PROVIDENCE — Despite posting an unemployment rate in January that fell below the national jobless figure for the first time since May 2005, Rhode Island still has a way to go to reach the middle of the pack among the 50 states and the District of Columbia.
According to the most recent U.S. Bureau of Labor Statistics figures, the Ocean State’s 4.7 jobless rate in January tied it with Oklahoma for No. 29 in the nation, one-tenth of a percentage point less than the national rate of 4.8 percent, but 2 full percentage points higher than the national leader, New Hampshire, which had an unemployment rate of 2.7 percent in January.
In fact, Rhode Island’s rate was the highest in New England, as top-ranked New Hampshire was followed in order by:
No. 6, Vermont, at 3.1 percent
No. 8, Massachusetts, 3.2 percent
No. 11, Maine, 3.5 percent
No. 25, Connecticut, 4.5 percent.
The BLS highlighted Connecticut’s full percentage point decline from January 2016’s 5.5 percent jobless rate to January 2017’s 4.5 percent.
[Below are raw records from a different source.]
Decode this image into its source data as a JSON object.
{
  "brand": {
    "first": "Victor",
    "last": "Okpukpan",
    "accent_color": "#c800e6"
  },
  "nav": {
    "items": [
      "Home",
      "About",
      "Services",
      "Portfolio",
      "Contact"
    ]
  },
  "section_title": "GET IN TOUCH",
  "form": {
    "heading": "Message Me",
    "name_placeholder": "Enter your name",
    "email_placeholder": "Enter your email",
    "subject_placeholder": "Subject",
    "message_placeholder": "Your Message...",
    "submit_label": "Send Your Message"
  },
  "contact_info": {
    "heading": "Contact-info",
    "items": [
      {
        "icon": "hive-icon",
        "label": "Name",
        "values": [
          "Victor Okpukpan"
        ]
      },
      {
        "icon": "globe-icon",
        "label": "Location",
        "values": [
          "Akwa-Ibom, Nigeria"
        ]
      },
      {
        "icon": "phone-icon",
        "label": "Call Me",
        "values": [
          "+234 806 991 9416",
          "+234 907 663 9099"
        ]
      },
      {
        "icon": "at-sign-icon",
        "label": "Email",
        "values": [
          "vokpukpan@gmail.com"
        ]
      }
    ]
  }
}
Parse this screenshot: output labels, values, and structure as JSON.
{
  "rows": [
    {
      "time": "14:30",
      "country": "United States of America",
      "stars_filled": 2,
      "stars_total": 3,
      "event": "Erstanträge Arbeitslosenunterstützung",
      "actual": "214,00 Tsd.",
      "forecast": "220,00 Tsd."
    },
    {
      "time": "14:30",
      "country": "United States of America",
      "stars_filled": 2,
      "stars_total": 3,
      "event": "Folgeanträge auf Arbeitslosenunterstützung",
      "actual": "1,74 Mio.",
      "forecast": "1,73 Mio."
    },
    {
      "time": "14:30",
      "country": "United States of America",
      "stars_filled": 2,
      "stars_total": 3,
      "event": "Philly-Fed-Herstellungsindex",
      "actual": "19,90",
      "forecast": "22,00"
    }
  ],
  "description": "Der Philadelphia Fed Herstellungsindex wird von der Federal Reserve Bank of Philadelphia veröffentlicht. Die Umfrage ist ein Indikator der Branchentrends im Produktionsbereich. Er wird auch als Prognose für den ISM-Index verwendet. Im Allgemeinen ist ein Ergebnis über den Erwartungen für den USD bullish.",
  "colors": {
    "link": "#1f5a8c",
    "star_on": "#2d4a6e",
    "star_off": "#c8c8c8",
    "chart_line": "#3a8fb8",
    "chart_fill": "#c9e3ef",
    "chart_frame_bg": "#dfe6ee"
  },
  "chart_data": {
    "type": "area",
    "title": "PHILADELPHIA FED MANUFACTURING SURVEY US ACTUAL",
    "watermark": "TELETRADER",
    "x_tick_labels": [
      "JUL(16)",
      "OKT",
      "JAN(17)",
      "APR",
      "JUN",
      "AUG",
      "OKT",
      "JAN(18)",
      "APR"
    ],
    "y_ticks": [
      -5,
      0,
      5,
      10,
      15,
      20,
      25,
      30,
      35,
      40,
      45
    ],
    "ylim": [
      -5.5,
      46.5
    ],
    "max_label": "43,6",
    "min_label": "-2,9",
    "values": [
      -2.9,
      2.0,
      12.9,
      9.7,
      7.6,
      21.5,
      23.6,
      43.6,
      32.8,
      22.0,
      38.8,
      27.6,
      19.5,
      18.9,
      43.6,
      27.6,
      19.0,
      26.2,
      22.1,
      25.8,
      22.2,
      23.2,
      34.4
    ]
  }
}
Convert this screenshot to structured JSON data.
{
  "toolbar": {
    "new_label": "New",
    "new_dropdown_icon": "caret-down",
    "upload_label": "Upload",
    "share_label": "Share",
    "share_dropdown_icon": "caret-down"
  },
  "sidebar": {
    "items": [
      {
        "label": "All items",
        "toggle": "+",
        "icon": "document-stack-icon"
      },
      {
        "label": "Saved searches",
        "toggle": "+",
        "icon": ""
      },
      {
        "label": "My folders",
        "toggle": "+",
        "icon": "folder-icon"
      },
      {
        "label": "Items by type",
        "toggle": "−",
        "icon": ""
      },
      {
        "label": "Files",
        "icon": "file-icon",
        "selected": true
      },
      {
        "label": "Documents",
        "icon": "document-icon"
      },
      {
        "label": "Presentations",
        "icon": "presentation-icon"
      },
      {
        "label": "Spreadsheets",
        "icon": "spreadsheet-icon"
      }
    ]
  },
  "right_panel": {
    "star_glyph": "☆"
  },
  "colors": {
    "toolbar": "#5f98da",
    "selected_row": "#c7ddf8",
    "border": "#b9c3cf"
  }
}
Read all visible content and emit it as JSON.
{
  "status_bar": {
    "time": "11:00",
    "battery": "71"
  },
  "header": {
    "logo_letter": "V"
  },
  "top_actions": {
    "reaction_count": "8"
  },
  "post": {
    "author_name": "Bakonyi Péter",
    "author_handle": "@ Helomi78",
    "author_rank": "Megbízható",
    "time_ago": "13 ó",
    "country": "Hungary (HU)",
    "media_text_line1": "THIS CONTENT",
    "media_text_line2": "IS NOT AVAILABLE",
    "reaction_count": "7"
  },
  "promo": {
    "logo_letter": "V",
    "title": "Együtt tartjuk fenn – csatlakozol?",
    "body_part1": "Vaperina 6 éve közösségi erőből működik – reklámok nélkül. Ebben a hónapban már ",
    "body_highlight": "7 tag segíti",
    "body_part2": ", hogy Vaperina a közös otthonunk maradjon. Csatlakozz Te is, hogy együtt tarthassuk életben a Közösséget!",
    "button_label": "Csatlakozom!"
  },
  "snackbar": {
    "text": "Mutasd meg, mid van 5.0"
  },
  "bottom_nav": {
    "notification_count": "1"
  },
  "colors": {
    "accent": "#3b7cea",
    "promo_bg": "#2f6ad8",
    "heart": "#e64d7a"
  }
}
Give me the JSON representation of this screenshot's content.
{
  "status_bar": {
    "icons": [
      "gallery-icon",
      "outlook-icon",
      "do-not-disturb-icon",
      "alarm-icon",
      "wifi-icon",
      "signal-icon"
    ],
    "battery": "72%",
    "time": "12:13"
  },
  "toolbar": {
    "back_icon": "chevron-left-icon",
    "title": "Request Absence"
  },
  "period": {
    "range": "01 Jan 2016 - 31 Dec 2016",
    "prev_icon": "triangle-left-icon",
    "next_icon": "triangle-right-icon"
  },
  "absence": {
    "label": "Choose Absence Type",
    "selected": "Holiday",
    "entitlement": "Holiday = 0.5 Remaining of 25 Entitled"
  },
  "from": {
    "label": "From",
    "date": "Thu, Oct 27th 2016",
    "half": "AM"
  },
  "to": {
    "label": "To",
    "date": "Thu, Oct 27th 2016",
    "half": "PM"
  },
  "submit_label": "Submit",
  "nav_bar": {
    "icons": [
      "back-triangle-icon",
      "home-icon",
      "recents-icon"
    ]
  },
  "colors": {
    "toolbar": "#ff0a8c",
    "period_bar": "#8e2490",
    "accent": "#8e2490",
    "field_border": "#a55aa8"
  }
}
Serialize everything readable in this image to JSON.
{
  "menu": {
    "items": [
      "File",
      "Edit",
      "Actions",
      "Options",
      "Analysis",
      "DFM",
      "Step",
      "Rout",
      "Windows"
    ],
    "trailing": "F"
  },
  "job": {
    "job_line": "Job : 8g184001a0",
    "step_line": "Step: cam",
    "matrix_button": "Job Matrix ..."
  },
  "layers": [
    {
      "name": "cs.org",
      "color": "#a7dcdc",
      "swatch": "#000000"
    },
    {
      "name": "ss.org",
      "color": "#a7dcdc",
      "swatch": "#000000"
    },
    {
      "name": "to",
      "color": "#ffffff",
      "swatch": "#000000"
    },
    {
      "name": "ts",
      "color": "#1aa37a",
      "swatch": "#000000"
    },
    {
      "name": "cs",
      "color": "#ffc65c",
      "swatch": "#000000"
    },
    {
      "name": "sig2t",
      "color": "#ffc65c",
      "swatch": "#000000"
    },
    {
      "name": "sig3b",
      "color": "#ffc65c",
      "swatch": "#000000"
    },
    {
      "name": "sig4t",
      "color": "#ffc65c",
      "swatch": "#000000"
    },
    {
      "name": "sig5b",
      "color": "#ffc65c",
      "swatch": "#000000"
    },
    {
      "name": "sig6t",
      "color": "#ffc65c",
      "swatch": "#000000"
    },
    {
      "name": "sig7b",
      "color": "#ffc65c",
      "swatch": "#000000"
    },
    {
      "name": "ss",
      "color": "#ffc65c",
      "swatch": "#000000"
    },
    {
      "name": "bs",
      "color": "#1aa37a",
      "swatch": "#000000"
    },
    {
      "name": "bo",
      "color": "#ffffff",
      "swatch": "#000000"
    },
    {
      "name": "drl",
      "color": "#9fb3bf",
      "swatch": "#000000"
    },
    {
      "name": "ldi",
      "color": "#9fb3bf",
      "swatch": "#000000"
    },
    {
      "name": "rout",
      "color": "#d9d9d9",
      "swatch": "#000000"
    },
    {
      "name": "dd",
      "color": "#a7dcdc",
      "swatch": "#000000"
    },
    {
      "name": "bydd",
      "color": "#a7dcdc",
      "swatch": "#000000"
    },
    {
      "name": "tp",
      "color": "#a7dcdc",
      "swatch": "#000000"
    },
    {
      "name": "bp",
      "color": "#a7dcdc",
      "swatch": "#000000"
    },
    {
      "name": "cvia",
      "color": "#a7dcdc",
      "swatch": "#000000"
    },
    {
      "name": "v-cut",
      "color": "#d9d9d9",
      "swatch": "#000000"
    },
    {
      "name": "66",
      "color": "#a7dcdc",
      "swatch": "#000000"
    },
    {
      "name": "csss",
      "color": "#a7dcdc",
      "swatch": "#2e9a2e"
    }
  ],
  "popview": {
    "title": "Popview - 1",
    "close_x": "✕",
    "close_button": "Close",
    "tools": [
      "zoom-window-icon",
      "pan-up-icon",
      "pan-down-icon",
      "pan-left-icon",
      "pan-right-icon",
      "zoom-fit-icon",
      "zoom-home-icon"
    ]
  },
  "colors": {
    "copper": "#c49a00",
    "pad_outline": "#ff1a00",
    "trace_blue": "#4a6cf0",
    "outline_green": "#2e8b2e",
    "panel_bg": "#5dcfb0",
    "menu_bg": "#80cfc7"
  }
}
Maine’s decline was noted as one of the five largest statistically significant month-to-month changes by the BLS, as it fell three-tenths of a percentage point from December 2016 to January’s 3.5 percent.
In total, 20 states had unemployment rates significantly lower than the U.S. figure of 4.8 percent, 8 states and the District of Columbia had higher rates, and 22 states – including Rhode Island – had rates that were not appreciably different from the nation as a whole.
The national unemployment rate was 4.8 percent in January, little changed from both December 2016 and January 2016.